The Services and other professional fields require performance by personnel from time to time in or near radiation-hazardous environments. Radiac equipment provides an operational means for detecting radiation contamination on such personnel and their clothing. But, for such equipment to provide a positive detection, the personnel or his/her clothing must be contaminated.
Training in the operational environment is therefore inappropriate. It is far better to simulate the hazard than to unnecessarily expose trainee and subject personnel to contamination. The environment remains safe to personnel if simulation is employed; and, if the simulation is realistic, the training will not suffer.
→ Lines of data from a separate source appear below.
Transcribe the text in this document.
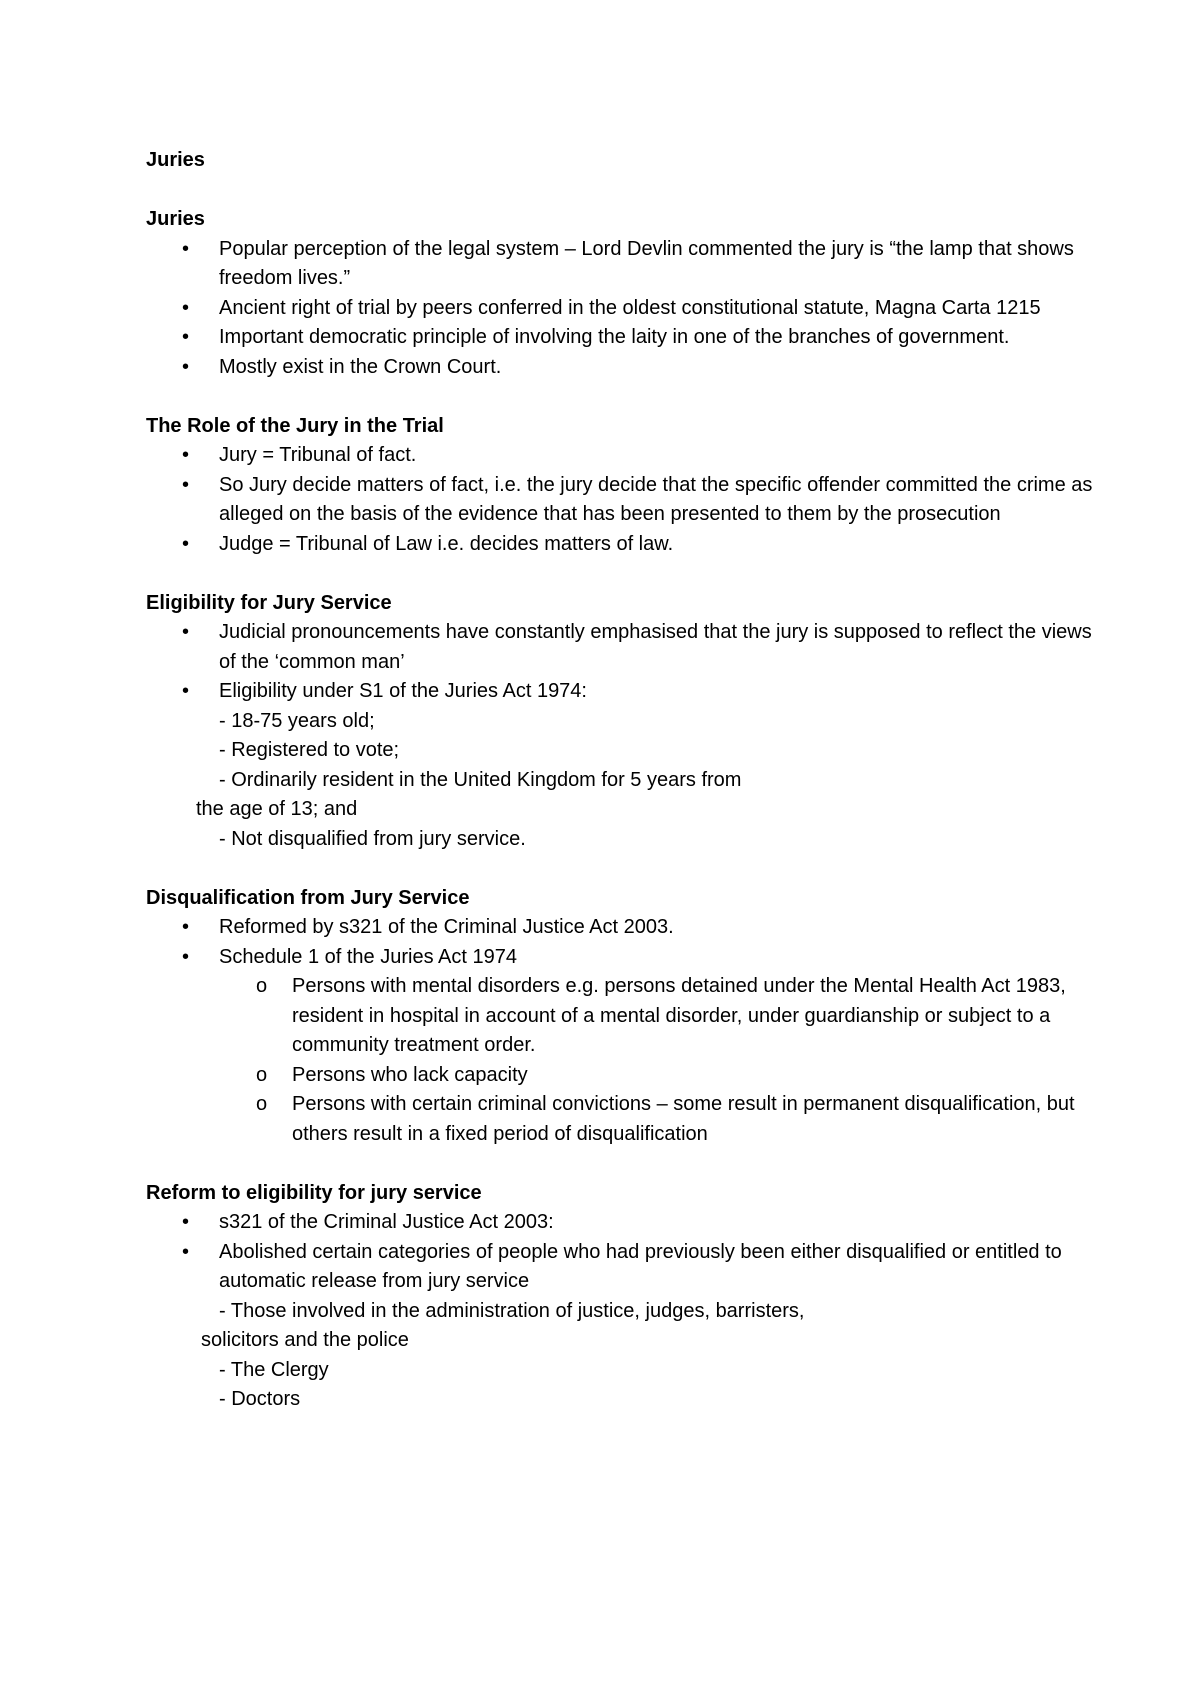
Juries
Juries
• Popular perception of the legal system – Lord Devlin commented the jury is “the lamp that shows freedom lives.”
• Ancient right of trial by peers conferred in the oldest constitutional statute, Magna Carta 1215
• Important democratic principle of involving the laity in one of the branches of government.
• Mostly exist in the Crown Court.
The Role of the Jury in the Trial
• Jury = Tribunal of fact.
• So Jury decide matters of fact, i.e. the jury decide that the specific offender committed the crime as alleged on the basis of the evidence that has been presented to them by the prosecution
• Judge = Tribunal of Law i.e. decides matters of law.
Eligibility for Jury Service
• Judicial pronouncements have constantly emphasised that the jury is supposed to reflect the views of the ‘common man’
• Eligibility under S1 of the Juries Act 1974:
- 18-75 years old;
- Registered to vote;
- Ordinarily resident in the United Kingdom for 5 years from
the age of 13; and
- Not disqualified from jury service.
Disqualification from Jury Service
• Reformed by s321 of the Criminal Justice Act 2003.
• Schedule 1 of the Juries Act 1974
o Persons with mental disorders e.g. persons detained under the Mental Health Act 1983, resident in hospital in account of a mental disorder, under guardianship or subject to a community treatment order.
o Persons who lack capacity
o Persons with certain criminal convictions – some result in permanent disqualification, but others result in a fixed period of disqualification
Reform to eligibility for jury service
• s321 of the Criminal Justice Act 2003:
• Abolished certain categories of people who had previously been either disqualified or entitled to automatic release from jury service
- Those involved in the administration of justice, judges, barristers,
solicitors and the police
- The Clergy
- Doctors
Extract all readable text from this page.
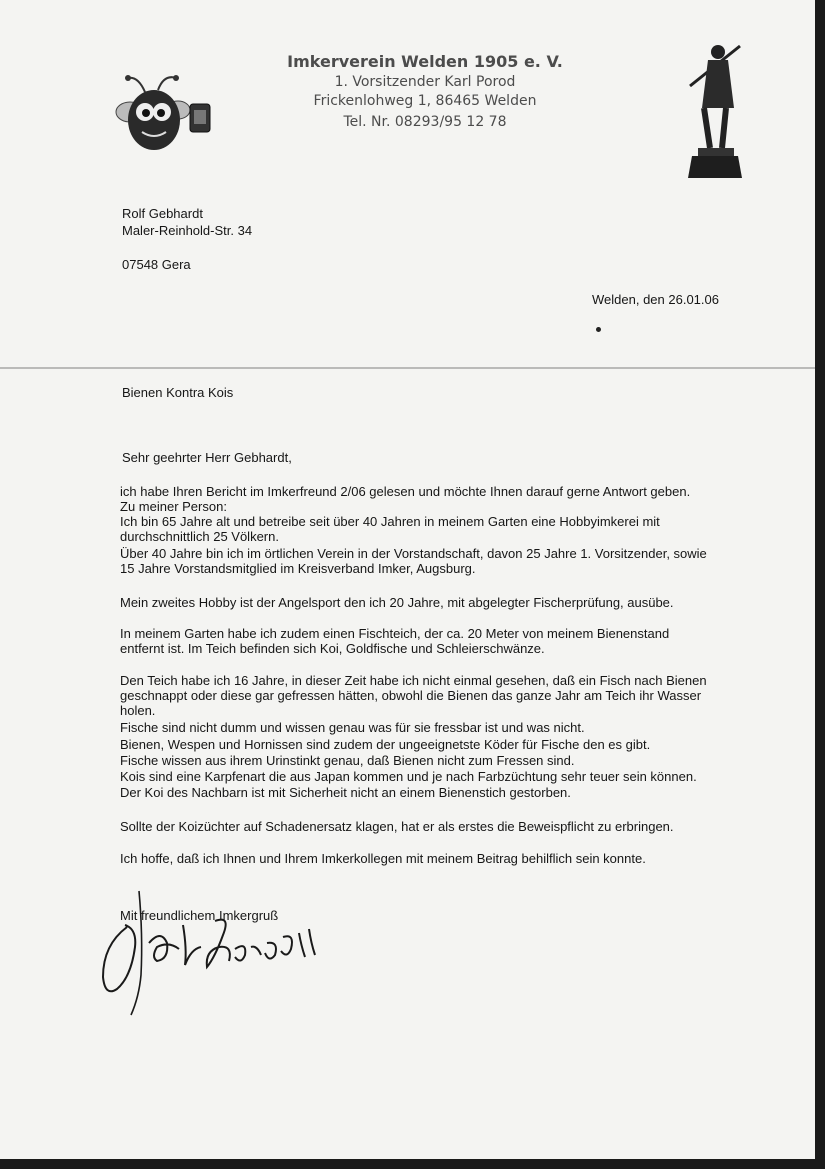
Imkerverein Welden 1905 e. V.
1. Vorsitzender Karl Porod
Frickenlohweg 1, 86465 Welden
Tel. Nr. 08293/95 12 78
Rolf Gebhardt
Maler-Reinhold-Str. 34
07548 Gera
Welden, den 26.01.06
Bienen Kontra Kois
Sehr geehrter Herr Gebhardt,
ich habe Ihren Bericht im Imkerfreund 2/06 gelesen und möchte Ihnen darauf gerne Antwort geben.
Zu meiner Person:
Ich bin 65 Jahre alt und betreibe seit über 40 Jahren in meinem Garten eine Hobbyimkerei mit
durchschnittlich 25 Völkern.
Über 40 Jahre bin ich im örtlichen Verein in der Vorstandschaft, davon 25 Jahre 1. Vorsitzender, sowie
15 Jahre Vorstandsmitglied im Kreisverband Imker, Augsburg.
Mein zweites Hobby ist der Angelsport den ich 20 Jahre, mit abgelegter Fischerprüfung, ausübe.
In meinem Garten habe ich zudem einen Fischteich, der ca. 20 Meter von meinem Bienenstand
entfernt ist. Im Teich befinden sich Koi, Goldfische und Schleierschwänze.
Den Teich habe ich 16 Jahre, in dieser Zeit habe ich nicht einmal gesehen, daß ein Fisch nach Bienen
geschnappt oder diese gar gefressen hätten, obwohl die Bienen das ganze Jahr am Teich ihr Wasser
holen.
Fische sind nicht dumm und wissen genau was für sie fressbar ist und was nicht.
Bienen, Wespen und Hornissen sind zudem der ungeeignetste Köder für Fische den es gibt.
Fische wissen aus ihrem Urinstinkt genau, daß Bienen nicht zum Fressen sind.
Kois sind eine Karpfenart die aus Japan kommen und je nach Farbzüchtung sehr teuer sein können.
Der Koi des Nachbarn ist mit Sicherheit nicht an einem Bienenstich gestorben.
Sollte der Koizüchter auf Schadenersatz klagen, hat er als erstes die Beweispflicht zu erbringen.
Ich hoffe, daß ich Ihnen und Ihrem Imkerkollegen mit meinem Beitrag behilflich sein konnte.
Mit freundlichem Imkergruß
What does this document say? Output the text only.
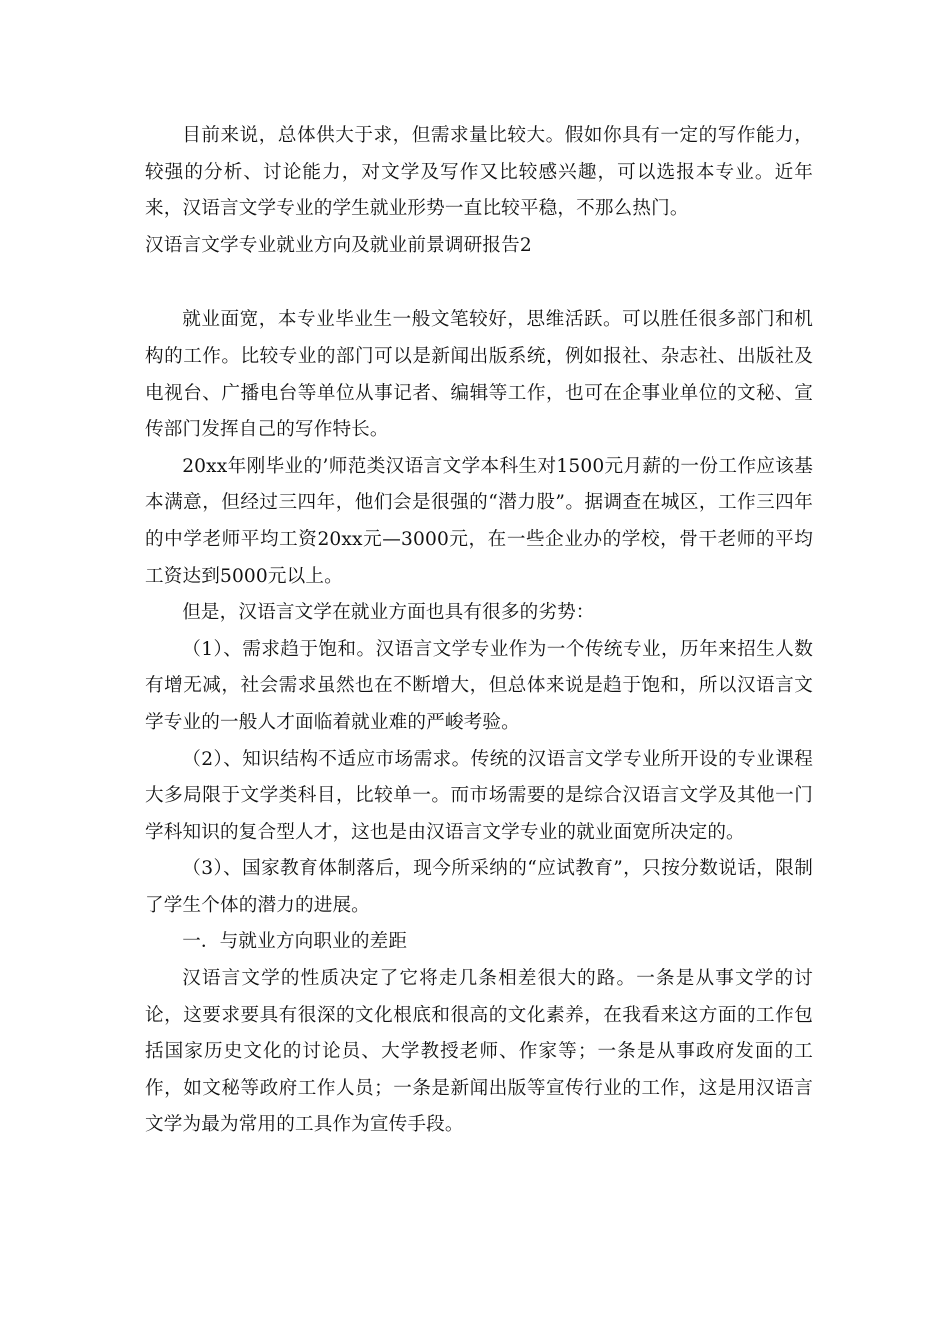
目前来说，总体供大于求，但需求量比较大。假如你具有一定的写作能力，较强的分析、讨论能力，对文学及写作又比较感兴趣，可以选报本专业。近年来，汉语言文学专业的学生就业形势一直比较平稳，不那么热门。

汉语言文学专业就业方向及就业前景调研报告2

就业面宽，本专业毕业生一般文笔较好，思维活跃。可以胜任很多部门和机构的工作。比较专业的部门可以是新闻出版系统，例如报社、杂志社、出版社及电视台、广播电台等单位从事记者、编辑等工作，也可在企事业单位的文秘、宣传部门发挥自己的写作特长。

20xx年刚毕业的’师范类汉语言文学本科生对1500元月薪的一份工作应该基本满意，但经过三四年，他们会是很强的“潜力股”。据调查在城区，工作三四年的中学老师平均工资20xx元—3000元，在一些企业办的学校，骨干老师的平均工资达到5000元以上。

但是，汉语言文学在就业方面也具有很多的劣势：

（1）、需求趋于饱和。汉语言文学专业作为一个传统专业，历年来招生人数有增无减，社会需求虽然也在不断增大，但总体来说是趋于饱和，所以汉语言文学专业的一般人才面临着就业难的严峻考验。

（2）、知识结构不适应市场需求。传统的汉语言文学专业所开设的专业课程大多局限于文学类科目，比较单一。而市场需要的是综合汉语言文学及其他一门学科知识的复合型人才，这也是由汉语言文学专业的就业面宽所决定的。

（3）、国家教育体制落后，现今所采纳的“应试教育”，只按分数说话，限制了学生个体的潜力的进展。

一．与就业方向职业的差距

汉语言文学的性质决定了它将走几条相差很大的路。一条是从事文学的讨论，这要求要具有很深的文化根底和很高的文化素养，在我看来这方面的工作包括国家历史文化的讨论员、大学教授老师、作家等；一条是从事政府发面的工作，如文秘等政府工作人员；一条是新闻出版等宣传行业的工作，这是用汉语言文学为最为常用的工具作为宣传手段。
The most significant previous device for training in a non-hazardous environment uses a low-power radio transmitter. The transmitter is the alpha radiation contamination, and the receiver is the detector. By carefully choosing the transmitter's emission and the receiver's sensitivity, the simulated detector can be made to respond in a fashion similar to operational equipment, for the singular point on the subjects clothing in which the transmitter is hidden. Costs are usually considered excessive to duplicate the transmitter at a variety of points on the subject's clothing and, as a result, realism suffers. In addition, such transmitters are electronic equipment, which makes them subject to power failure and rough handling, in addition to a finite life.
The present invention overcomes the disadvantages of previous devices by using magnets in a manner that will be hereinafter disclosed. Magnets have been used before to produce electrical signals, as represented by U.S. Pat. No. 3,934,160 to Von Borcke, wherein magnetic field dependent semiconductors are arranged adjacent to each other on one pole of a magnet. As an iron member is drawn from covering relationship of one semiconductor to covering relationship of the other, the magnetic field changes and the semiconductors respond by generating electrical signals if connected in an electrical circuit. Non-contact sensing is represented by U.S. Pat. No. 4,160,204 to Holmgren et al, wherein the distance between an electromagnetic sensitive, inductive transducer and an object is sensed by a signal phase network formed with the transducer and a bridge circuit comparator coupled to the network and a reference signal. And, indicating devices that are responsive to a changing magnetic field are represented by U.S. Pat. No. 2,876,415 to R. C. Hoff, wherein increases in the permeance of the circuit across the gap between poles of a horseshoe magnet cause a decrease in the maxwells in the flux field. Such a decrease in flux permits a mechanical arrangement of spring and lever to close a switch to a lamp.
Accordingly, it is an object of the present invention to provide an improved training device for detecting simulated alpha radiation contamination, and to do so by adopting and using one or more magnets in a new and novel manner and arrangement for simulation.